When Smith and her roommate told the man they didn’t have enough money to buy magazines, he countered saying they could write him a check because it wouldn’t be cashed for a few weeks.

But once he left the room, they began to think the whole idea sounded suspicious. That fear was heightened when they looked the student up on the campus database and found he wasn’t listed.

Her check was cashed less than two weeks later - and the magazines still haven’t arrived.

When Smith tried to look up the company’s Web site for a complaint number she found a site devoted to the complaints of other people who had paid and never received a magazine.

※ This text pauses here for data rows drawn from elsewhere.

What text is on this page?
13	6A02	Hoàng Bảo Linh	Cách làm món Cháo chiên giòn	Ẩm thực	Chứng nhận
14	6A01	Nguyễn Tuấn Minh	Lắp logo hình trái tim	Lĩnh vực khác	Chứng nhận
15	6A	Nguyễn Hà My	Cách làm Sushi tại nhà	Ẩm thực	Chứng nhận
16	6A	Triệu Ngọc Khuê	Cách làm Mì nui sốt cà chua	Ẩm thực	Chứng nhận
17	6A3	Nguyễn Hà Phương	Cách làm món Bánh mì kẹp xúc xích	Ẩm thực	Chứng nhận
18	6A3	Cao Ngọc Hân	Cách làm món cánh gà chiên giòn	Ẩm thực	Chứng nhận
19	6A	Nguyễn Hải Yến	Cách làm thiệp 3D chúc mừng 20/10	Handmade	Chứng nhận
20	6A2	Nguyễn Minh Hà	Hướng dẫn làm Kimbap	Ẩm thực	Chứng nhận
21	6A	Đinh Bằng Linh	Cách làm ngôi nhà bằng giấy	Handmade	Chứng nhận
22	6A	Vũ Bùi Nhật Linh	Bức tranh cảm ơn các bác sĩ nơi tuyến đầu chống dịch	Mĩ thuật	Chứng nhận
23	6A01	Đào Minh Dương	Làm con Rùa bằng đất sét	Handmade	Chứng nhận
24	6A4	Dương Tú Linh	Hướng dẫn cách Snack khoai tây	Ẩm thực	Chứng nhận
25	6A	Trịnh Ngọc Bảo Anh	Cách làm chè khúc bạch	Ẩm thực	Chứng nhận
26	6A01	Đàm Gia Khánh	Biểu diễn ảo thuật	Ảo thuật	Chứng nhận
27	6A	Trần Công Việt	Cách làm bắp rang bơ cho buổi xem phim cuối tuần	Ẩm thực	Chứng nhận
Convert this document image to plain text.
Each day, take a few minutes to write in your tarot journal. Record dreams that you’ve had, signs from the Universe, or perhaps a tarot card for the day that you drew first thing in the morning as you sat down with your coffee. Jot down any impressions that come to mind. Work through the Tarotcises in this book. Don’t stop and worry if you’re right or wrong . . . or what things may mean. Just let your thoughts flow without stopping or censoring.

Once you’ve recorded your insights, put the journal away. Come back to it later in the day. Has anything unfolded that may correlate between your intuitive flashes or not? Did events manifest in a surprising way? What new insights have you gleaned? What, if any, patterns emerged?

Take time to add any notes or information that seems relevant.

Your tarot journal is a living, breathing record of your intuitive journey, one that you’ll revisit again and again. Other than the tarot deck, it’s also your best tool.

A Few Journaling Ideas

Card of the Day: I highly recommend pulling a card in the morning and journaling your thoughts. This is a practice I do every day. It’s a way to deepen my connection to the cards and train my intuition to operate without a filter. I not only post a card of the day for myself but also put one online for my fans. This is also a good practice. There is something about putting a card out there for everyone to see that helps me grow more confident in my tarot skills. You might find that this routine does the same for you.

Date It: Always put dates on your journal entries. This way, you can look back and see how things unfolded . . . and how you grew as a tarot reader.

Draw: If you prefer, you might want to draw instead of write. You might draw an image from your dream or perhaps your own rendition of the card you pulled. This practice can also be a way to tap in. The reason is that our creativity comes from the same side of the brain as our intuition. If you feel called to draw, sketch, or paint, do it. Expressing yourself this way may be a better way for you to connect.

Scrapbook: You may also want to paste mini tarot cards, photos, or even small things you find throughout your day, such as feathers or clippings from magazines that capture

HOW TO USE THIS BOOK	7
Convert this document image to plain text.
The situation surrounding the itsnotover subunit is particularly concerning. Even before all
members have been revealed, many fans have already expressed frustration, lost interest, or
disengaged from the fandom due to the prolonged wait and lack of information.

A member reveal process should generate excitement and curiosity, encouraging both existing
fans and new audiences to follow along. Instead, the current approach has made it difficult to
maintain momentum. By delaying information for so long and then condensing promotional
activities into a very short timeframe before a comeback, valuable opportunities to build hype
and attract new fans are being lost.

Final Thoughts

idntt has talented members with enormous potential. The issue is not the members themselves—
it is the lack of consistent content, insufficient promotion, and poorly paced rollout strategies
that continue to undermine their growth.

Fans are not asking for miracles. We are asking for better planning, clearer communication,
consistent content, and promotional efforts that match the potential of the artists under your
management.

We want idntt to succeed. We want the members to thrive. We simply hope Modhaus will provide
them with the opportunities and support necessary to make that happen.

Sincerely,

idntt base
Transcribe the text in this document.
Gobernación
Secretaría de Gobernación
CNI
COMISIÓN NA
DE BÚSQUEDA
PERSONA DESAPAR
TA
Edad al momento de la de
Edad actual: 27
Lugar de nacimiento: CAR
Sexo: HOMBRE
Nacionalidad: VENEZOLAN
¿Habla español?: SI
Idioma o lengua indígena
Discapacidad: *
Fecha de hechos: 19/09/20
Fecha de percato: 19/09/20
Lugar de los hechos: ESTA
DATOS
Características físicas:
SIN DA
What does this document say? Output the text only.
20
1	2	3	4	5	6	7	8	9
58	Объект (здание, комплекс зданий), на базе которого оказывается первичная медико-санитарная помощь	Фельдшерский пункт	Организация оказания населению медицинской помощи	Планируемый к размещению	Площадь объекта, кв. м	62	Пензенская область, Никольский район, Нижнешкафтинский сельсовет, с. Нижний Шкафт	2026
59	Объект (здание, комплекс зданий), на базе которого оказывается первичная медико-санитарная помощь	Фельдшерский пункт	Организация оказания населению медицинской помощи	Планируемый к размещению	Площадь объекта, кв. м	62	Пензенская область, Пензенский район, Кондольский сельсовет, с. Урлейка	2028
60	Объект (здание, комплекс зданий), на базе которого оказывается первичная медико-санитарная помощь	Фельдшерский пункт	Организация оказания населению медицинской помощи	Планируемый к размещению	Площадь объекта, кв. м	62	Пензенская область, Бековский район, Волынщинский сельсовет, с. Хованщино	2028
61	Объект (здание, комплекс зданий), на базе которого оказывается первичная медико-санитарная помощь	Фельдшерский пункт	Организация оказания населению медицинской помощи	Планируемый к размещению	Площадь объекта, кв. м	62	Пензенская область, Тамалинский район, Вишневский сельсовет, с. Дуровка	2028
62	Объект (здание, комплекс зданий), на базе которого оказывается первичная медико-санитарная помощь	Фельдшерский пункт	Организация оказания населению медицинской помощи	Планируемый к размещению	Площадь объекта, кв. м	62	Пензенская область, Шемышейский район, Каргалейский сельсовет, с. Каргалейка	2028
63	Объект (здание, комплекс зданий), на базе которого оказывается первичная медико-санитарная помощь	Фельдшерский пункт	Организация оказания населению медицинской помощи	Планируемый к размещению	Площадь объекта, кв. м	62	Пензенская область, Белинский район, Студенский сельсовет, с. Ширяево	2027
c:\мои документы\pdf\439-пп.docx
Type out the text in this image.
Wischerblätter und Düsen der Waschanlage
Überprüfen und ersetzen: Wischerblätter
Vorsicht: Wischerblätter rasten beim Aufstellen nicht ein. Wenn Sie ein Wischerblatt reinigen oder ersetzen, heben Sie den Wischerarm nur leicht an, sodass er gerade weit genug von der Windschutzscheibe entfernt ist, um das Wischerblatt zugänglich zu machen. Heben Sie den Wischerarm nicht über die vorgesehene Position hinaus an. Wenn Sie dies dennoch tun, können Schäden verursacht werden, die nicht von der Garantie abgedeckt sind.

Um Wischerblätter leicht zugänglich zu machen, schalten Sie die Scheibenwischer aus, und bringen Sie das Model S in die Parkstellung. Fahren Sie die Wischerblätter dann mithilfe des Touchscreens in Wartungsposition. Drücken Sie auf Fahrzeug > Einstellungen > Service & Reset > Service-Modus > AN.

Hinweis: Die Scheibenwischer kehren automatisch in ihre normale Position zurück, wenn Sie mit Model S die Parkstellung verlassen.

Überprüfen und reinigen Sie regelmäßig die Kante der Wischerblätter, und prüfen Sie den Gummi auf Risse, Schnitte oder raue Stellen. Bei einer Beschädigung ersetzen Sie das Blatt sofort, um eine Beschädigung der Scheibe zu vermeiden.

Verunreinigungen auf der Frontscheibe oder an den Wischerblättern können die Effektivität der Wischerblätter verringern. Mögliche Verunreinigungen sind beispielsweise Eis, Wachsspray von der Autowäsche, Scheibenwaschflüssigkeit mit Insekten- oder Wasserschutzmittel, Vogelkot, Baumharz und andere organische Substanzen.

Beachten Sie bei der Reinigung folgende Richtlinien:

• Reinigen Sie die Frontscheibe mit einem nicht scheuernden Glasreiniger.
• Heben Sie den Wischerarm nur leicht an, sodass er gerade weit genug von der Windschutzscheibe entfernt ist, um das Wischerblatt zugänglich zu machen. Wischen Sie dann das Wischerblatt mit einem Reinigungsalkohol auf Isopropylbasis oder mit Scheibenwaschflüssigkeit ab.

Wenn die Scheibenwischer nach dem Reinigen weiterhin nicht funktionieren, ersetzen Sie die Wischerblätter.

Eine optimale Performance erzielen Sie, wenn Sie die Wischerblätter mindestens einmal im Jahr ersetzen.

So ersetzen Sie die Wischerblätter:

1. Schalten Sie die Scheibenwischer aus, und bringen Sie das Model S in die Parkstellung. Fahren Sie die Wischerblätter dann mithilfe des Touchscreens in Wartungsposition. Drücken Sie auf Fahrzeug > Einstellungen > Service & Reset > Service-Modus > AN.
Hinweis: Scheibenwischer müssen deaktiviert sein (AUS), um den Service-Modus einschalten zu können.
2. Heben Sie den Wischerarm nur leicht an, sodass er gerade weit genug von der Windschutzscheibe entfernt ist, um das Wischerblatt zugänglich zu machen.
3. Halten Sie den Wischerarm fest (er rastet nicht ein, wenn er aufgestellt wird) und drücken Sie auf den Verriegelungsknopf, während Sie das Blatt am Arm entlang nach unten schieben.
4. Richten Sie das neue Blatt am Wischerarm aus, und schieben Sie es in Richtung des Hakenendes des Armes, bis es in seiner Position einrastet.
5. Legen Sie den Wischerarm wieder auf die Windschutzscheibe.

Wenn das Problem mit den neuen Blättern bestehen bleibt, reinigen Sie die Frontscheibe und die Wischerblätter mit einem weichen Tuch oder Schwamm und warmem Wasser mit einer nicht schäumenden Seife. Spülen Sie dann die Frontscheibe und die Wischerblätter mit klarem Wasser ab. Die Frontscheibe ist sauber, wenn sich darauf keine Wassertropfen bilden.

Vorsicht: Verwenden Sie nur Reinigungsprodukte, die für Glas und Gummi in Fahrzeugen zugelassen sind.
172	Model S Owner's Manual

“The 800 number they have is always busy and as far as I can tell there is only one person answering the phones because every one of the people on the Web site talked to the same person,” Smith said. “They’re just lying to a bunch of people and I don’t think we’ll ever get our magazines or our money.”

Smith has filed a complaint with the Better Business Bureau and the Federal Trade Commission against the company but says she doesn’t know how many others may have done the same.

“I’m just a lot less trusting now,” she said. “I came (to campus) really naive and I thought I was helping out another student.

“I guess from now on I’ll have to be a lot more cautious.”

MSU police Detective Tony Willis said that while it isn’t often that students report being scammed, when they do it is usually at the beginning of the year and most often the complaints are filed by freshmen.

“Freshmen are more susceptible to the scams because they look at it and see this great deal where they can get all their magazines or a new credit card and forget to read the fine print,” he said.